In the years 2002 to 2008, the models ranked among the 10 most popular light motorcycles in terms of new registrations in Germany, despite low and declining sales figures.

== Specifications ==

|  | MZ 125 SX | MZ 125 SM |
|---|---|---|
| image | MZ 125 SX | MZ 125 SM |
| Production | 2000–2008 |  |
| Engine | liquid-cooled single cylinder four-stroke engine, electric start |  |
| Valvetrain | Dual overhead camshaft (DOHC), 4 valves |  |
| Bore × Stroke | 60 mm × 44 mm (2.4 in × 1.7 in) |  |
| Displacement | 124.4 cc (7.59 cu in) |  |
| Compression ratio | 11.2 : 1 |  |
| Power rating | 15 PS (11 kW) at 9000/min |  |
| max. Torque | 11.7 N⋅m (8.6 lbf⋅ft) at 8500/min |  |
| Introduction of fuel | carburetor (Mikuni VM 24) |  |
| Lubrication | forced lubrication |  |
| Ignition system | contactless capacitor ignition |  |
| Alternator | Alternating current generator, 180 W |  |
| Battery | 12 V – 9 Ah |  |
| On-board voltage | 12 V |  |
| Clutch | multi-disk clutch in oil bath, mechanically operated |  |
| Transmission | 6-speed helical gearbox, claw-switched |  |
| Frame | single cradle steel frame |  |
| Dimension (L × W × H) | 2,185 mm × 700 mm × 1,200 mm (86.0 in × 27.6 in × 47.2 in) | 2,010 mm × 700 mm × 1,160 mm (79 in × 28 in × 46 in) |
| Wheelbase | 1,440 mm (57 in) |  |
| Seat height | 860 mm (34 in) | 830 mm (33 in) |
| Front suspension | telescopic fork, hydraulically damped suspension 130 mm (5.1 in) |  |
| Rear suspension | swingarm, suspension 200 mm (7.9 in), adjustable spring base |  |
| Front rim size | wire-spoke wheel, 1.85 x 21″ | wire-spoke wheel, 2.75 x 17″ |
| Rear rim size | wire-spoke wheel, 2.5 x 18″ | wire-spoke wheel, 4.00 x 17″ |
| Front tire | 90/90-21 | 110/70-17 |
| Rear tire | 120/80-18 | 130/70-17 |
| Front brake | single-disc brake, Ø 280 mm (11 in), dual piston |  |
| Rear brake | single-disc brake, Ø 220 mm (8.7 in), dual piston |  |
| Curb weight | 127.5 kg (281 lb) | 129.5 kg (285 lb) |
| Maximum load | 320 kg (710 lb) |  |
| Fuel capacity | 12.5 l (reserve: 3.6 l) |  |

== Special models ==
The 125 SM remained largely unchanged throughout its production run, but numerous special editions were released, each with different paint schemes or decals. These included the "TWIN COLOUR," "GANGSTA," "MIG," and "CUP REPLICA" models. The latter was inspired by the MZ Youngster Cup and featured different handlebars. The "MIG" and "CUP REPLICA" models were equipped with engine guards and hand protectors, unlike the standard version.

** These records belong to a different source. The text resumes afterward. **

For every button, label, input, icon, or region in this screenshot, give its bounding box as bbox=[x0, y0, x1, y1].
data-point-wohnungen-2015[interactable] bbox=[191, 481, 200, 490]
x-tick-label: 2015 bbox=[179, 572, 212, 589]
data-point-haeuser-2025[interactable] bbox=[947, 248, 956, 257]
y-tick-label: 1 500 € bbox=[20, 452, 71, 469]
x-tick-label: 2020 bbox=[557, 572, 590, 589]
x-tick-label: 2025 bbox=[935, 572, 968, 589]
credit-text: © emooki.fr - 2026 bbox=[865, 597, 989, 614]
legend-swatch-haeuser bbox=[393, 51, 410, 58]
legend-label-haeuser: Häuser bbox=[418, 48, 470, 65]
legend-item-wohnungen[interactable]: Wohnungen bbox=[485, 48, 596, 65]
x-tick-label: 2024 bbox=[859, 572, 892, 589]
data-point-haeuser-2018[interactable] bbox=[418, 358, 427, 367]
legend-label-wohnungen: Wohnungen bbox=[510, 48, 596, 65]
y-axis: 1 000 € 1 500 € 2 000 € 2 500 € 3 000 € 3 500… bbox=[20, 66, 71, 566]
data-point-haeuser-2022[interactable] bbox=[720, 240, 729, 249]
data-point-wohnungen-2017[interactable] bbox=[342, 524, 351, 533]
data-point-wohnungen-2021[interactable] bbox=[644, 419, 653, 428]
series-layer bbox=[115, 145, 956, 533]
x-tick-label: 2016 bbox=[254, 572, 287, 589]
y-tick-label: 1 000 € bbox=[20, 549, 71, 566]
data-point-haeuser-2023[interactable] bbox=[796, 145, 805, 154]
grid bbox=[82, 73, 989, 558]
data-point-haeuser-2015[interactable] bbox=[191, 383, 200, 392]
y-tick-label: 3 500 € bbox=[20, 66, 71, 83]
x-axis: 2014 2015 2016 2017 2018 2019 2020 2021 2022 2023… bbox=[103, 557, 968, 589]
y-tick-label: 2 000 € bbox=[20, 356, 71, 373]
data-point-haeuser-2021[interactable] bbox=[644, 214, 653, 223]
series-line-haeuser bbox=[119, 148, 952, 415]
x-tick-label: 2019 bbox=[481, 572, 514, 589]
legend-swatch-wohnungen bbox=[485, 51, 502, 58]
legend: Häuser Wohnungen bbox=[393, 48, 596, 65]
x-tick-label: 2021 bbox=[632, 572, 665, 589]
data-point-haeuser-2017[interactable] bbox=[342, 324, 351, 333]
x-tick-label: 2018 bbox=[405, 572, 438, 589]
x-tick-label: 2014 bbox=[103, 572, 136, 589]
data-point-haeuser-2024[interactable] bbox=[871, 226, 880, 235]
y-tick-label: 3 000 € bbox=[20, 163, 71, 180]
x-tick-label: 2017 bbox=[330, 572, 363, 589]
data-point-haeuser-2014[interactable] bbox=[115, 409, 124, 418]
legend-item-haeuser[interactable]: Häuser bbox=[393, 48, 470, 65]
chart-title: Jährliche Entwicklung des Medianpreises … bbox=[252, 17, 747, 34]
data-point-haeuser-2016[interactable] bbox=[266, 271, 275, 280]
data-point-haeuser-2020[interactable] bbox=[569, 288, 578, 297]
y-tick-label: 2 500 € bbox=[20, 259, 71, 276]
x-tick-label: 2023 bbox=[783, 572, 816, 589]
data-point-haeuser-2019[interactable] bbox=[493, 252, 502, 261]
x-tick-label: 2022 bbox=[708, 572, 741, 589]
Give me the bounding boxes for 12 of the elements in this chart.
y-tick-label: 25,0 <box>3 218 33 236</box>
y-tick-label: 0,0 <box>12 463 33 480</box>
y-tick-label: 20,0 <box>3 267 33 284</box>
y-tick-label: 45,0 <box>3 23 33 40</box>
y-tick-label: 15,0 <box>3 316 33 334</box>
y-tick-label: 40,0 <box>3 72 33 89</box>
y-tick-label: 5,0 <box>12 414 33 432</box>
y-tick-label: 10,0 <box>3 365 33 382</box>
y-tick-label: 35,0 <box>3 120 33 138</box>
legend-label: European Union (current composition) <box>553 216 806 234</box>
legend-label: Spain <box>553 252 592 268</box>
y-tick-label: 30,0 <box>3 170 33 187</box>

In addition, there was the special edition model "SIX DAYS '87", limited to 87 units, with a green painted frame, white plastic fairing parts and red foil, inspired by the livery of the MZ factory enduros at the 1987 62nd International Six Days Enduro. They were also equipped with engine guards and hand protectors.

For the US market, there was a limited-edition version, the Fun X, as a single-seater, without turn signals and headlights.

In 2004, the French Armed Forces ordered 502 units. The motorcycles were delivered in black and are additionally equipped with handguards, a top case, a tank bag, and enhanced engine protection.